ASEAN Economic Community (AEC) will become fully functional by 2015. It is the key turning point of Thai economy in all aspects –trades on goods, services, investment flows, skilled labours and capitals. Under AEC agreement, it is likely that Thailand will turn to trade more with countries in the region, reducing the role of current major markets. The free trade will enhance strong competition on services, enabling an increasing role of service sector to gear Thai economy. As far as industrial development is concerned, as Thailand starts to lose its competitiveness, it is therefore necessary for the sector to relocate the production base to other neighbouring countries in order to maintain its competitiveness through exploring and employing the opportunities offered by the free trade on investments under the AEC agreement. The free trade on skilled labours will intensify the labour competition. Therefore, Thai professionals in each sector will need to expedite the development of skills to respond to needs in the market, especially on language which remains the disadvantage of the Thais. Additionally, Thai labours will need to adapt themselves to international working standards. With regards to the free trade on capital flows where monetary values can become more fluctuated, Thai operators need to manage costs and eliminate risks of exchange rates.
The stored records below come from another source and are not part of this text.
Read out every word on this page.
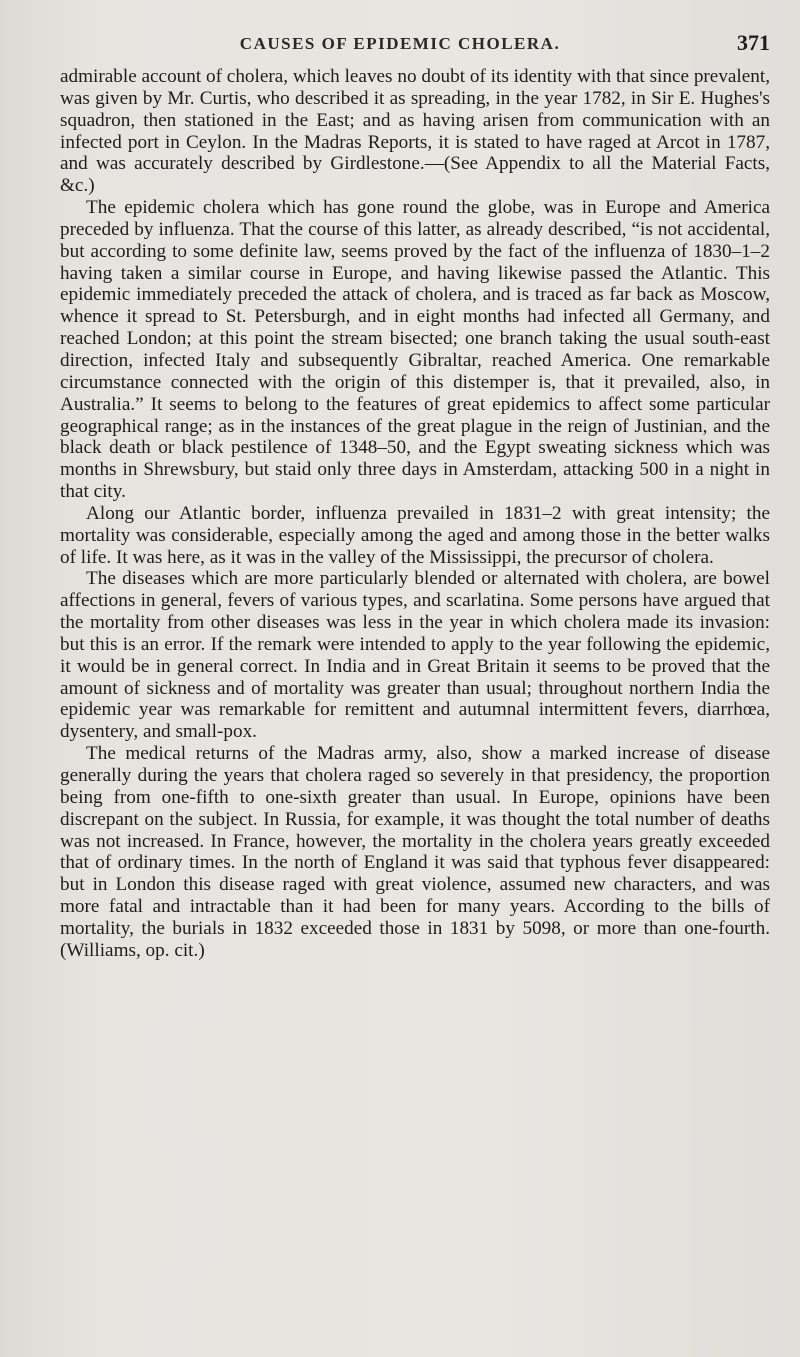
CAUSES OF EPIDEMIC CHOLERA.	371

admirable account of cholera, which leaves no doubt of its identity with that since prevalent, was given by Mr. Curtis, who described it as spreading, in the year 1782, in Sir E. Hughes's squadron, then stationed in the East; and as having arisen from communication with an infected port in Ceylon. In the Madras Reports, it is stated to have raged at Arcot in 1787, and was accurately described by Girdlestone.—(See Appendix to all the Material Facts, &c.)

The epidemic cholera which has gone round the globe, was in Europe and America preceded by influenza. That the course of this latter, as already described, “is not accidental, but according to some definite law, seems proved by the fact of the influenza of 1830–1–2 having taken a similar course in Europe, and having likewise passed the Atlantic. This epidemic immediately preceded the attack of cholera, and is traced as far back as Moscow, whence it spread to St. Petersburgh, and in eight months had infected all Germany, and reached London; at this point the stream bisected; one branch taking the usual south-east direction, infected Italy and subsequently Gibraltar, reached America. One remarkable circumstance connected with the origin of this distemper is, that it prevailed, also, in Australia.” It seems to belong to the features of great epidemics to affect some particular geographical range; as in the instances of the great plague in the reign of Justinian, and the black death or black pestilence of 1348–50, and the Egypt sweating sickness which was months in Shrewsbury, but staid only three days in Amsterdam, attacking 500 in a night in that city.

Along our Atlantic border, influenza prevailed in 1831–2 with great intensity; the mortality was considerable, especially among the aged and among those in the better walks of life. It was here, as it was in the valley of the Mississippi, the precursor of cholera.

The diseases which are more particularly blended or alternated with cholera, are bowel affections in general, fevers of various types, and scarlatina. Some persons have argued that the mortality from other diseases was less in the year in which cholera made its invasion: but this is an error. If the remark were intended to apply to the year following the epidemic, it would be in general correct. In India and in Great Britain it seems to be proved that the amount of sickness and of mortality was greater than usual; throughout northern India the epidemic year was remarkable for remittent and autumnal intermittent fevers, diarrhœa, dysentery, and small-pox.

The medical returns of the Madras army, also, show a marked increase of disease generally during the years that cholera raged so severely in that presidency, the proportion being from one-fifth to one-sixth greater than usual. In Europe, opinions have been discrepant on the subject. In Russia, for example, it was thought the total number of deaths was not increased. In France, however, the mortality in the cholera years greatly exceeded that of ordinary times. In the north of England it was said that typhous fever disappeared: but in London this disease raged with great violence, assumed new characters, and was more fatal and intractable than it had been for many years. According to the bills of mortality, the burials in 1832 exceeded those in 1831 by 5098, or more than one-fourth. (Williams, op. cit.)
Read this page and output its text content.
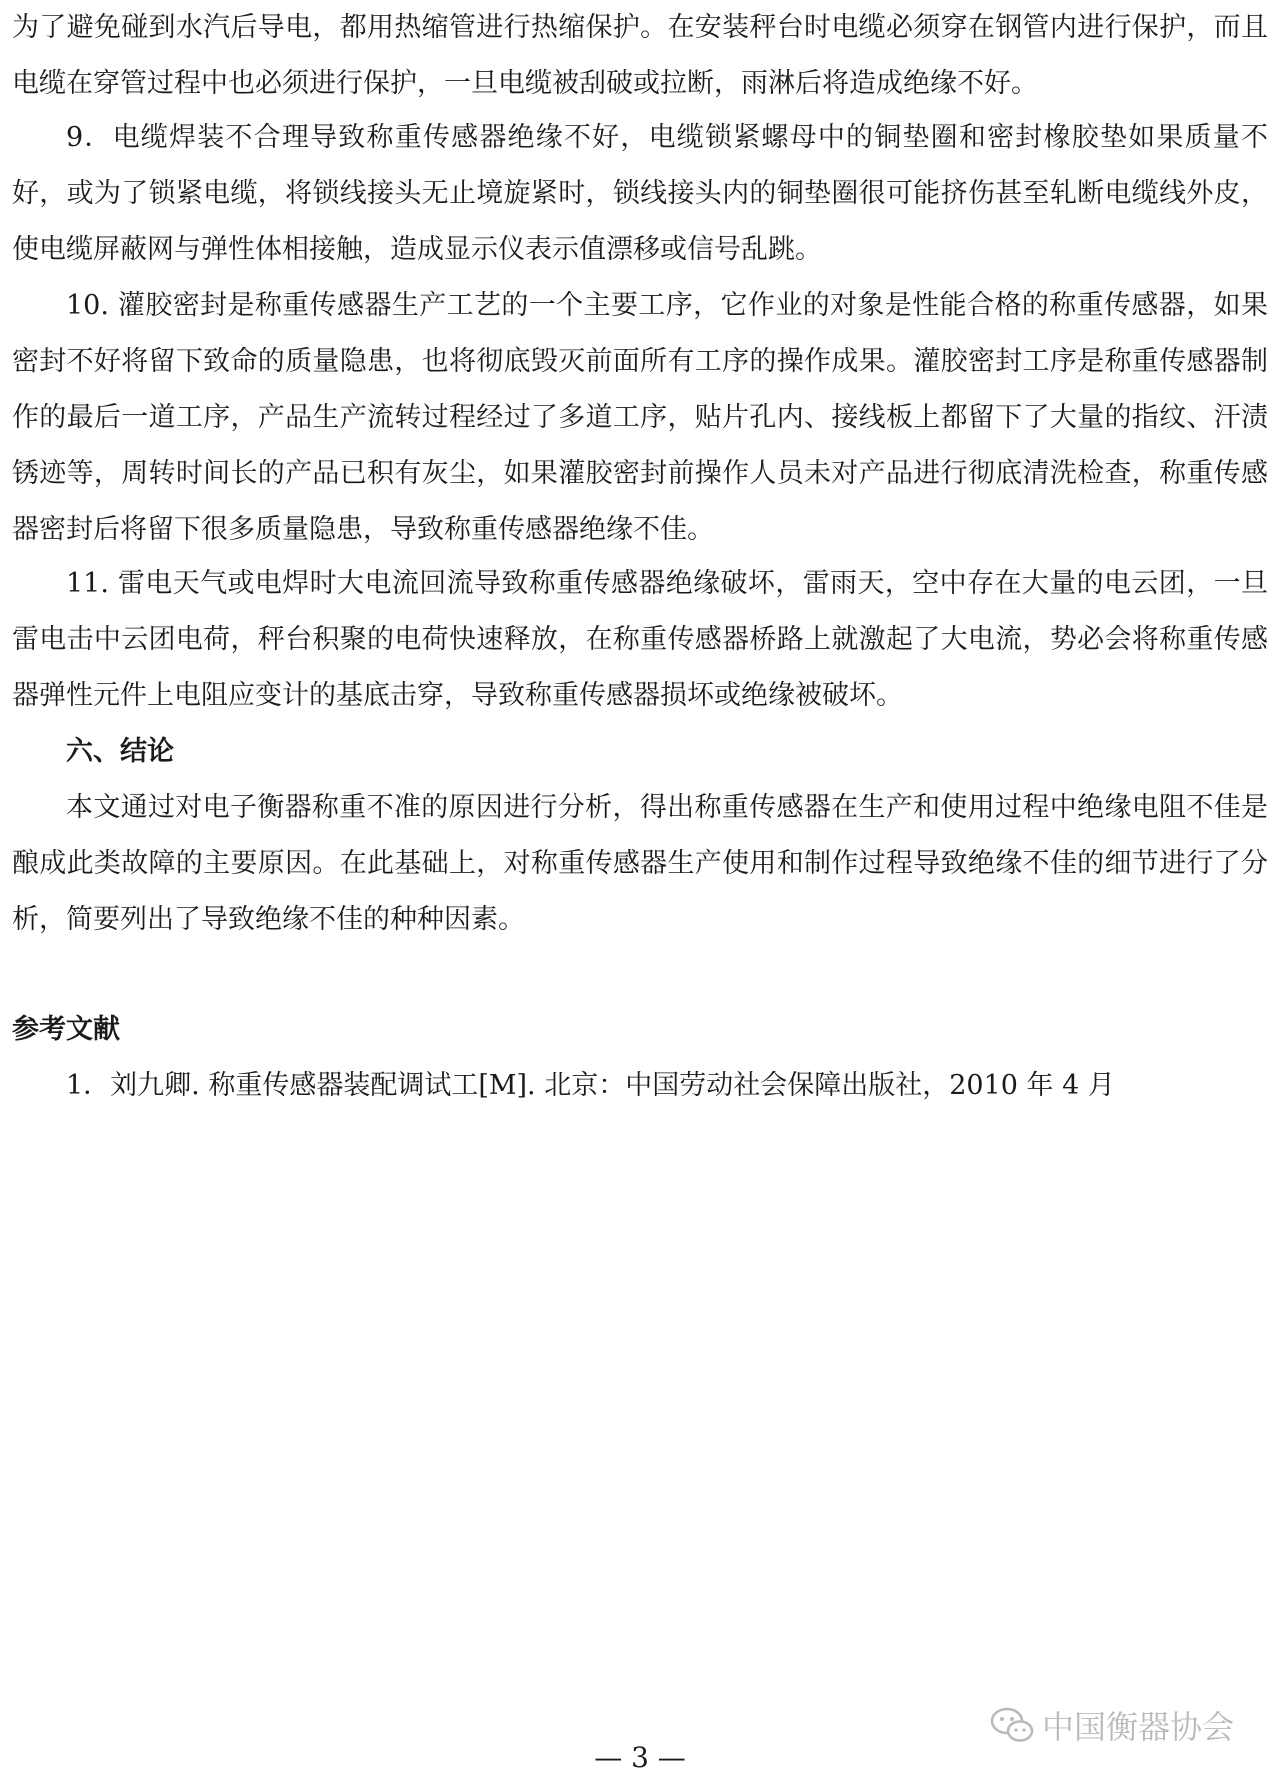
为了避免碰到水汽后导电，都用热缩管进行热缩保护。在安装秤台时电缆必须穿在钢管内进行保护，而且电缆在穿管过程中也必须进行保护，一旦电缆被刮破或拉断，雨淋后将造成绝缘不好。

9．电缆焊装不合理导致称重传感器绝缘不好，电缆锁紧螺母中的铜垫圈和密封橡胶垫如果质量不好，或为了锁紧电缆，将锁线接头无止境旋紧时，锁线接头内的铜垫圈很可能挤伤甚至轧断电缆线外皮，使电缆屏蔽网与弹性体相接触，造成显示仪表示值漂移或信号乱跳。

10. 灌胶密封是称重传感器生产工艺的一个主要工序，它作业的对象是性能合格的称重传感器，如果密封不好将留下致命的质量隐患，也将彻底毁灭前面所有工序的操作成果。灌胶密封工序是称重传感器制作的最后一道工序，产品生产流转过程经过了多道工序，贴片孔内、接线板上都留下了大量的指纹、汗渍锈迹等，周转时间长的产品已积有灰尘，如果灌胶密封前操作人员未对产品进行彻底清洗检查，称重传感器密封后将留下很多质量隐患，导致称重传感器绝缘不佳。

11. 雷电天气或电焊时大电流回流导致称重传感器绝缘破坏，雷雨天，空中存在大量的电云团，一旦雷电击中云团电荷，秤台积聚的电荷快速释放，在称重传感器桥路上就激起了大电流，势必会将称重传感器弹性元件上电阻应变计的基底击穿，导致称重传感器损坏或绝缘被破坏。

六、结论

本文通过对电子衡器称重不准的原因进行分析，得出称重传感器在生产和使用过程中绝缘电阻不佳是酿成此类故障的主要原因。在此基础上，对称重传感器生产使用和制作过程导致绝缘不佳的细节进行了分析，简要列出了导致绝缘不佳的种种因素。

参考文献

1．刘九卿. 称重传感器装配调试工[M]. 北京：中国劳动社会保障出版社，2010 年 4 月

中国衡器协会
— 3 —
The Export and Import Bank of Thailand (EXIM Bank), a public institution with key missions to encourage trades and investments and, as a new role, to engage in development purposes, is ready to facilitate Thai business expansion under the investment atmosphere of ASEAN Economic Community. Its role will proactively support Thai exports to potential markets and foreign investments. For this purpose, the EXIM Bank provides information related to Thai industrial advantages over other ASEAN member countries and financial supports, including loans for exports, loans for international projects, loans for improving production efficiency and supports for risks management e.g. export insurance services, investment risk insurance services, and exchange rate services. At the same time, the EXIM Bank is ready to play a role in supporting economic sectors that will contribute to the increased competitiveness of Thailand, including projects on infrastructure system development, logistic development and energy and renewable sources of energy. Furthermore, the EXIM Bank increases its roles in supporting and strengthening industrial competitiveness, including industries with high value through the support for industrial restructuring to enhance more production efficiency, the promotion of energy saving among industries, the use of creativity and innovation and the production of products that meet social changes and global trend, etc. At the same time, the EXIM Bank has established more networks in targeted countries in order to promote trades and investments. These include the Buyer's Bank Credit where the EXIM Bank will provide loans to overseas buyer's banks so that they provide loans to the buyers purchasing Thai products overseas. Moreover, the EXIM Bank has set up different forms of networks with financial institution alliances in potential markets in order to respond to trades and investments in the region under the ASEAN Economic Community which will significantly increase its roles on Thai economy.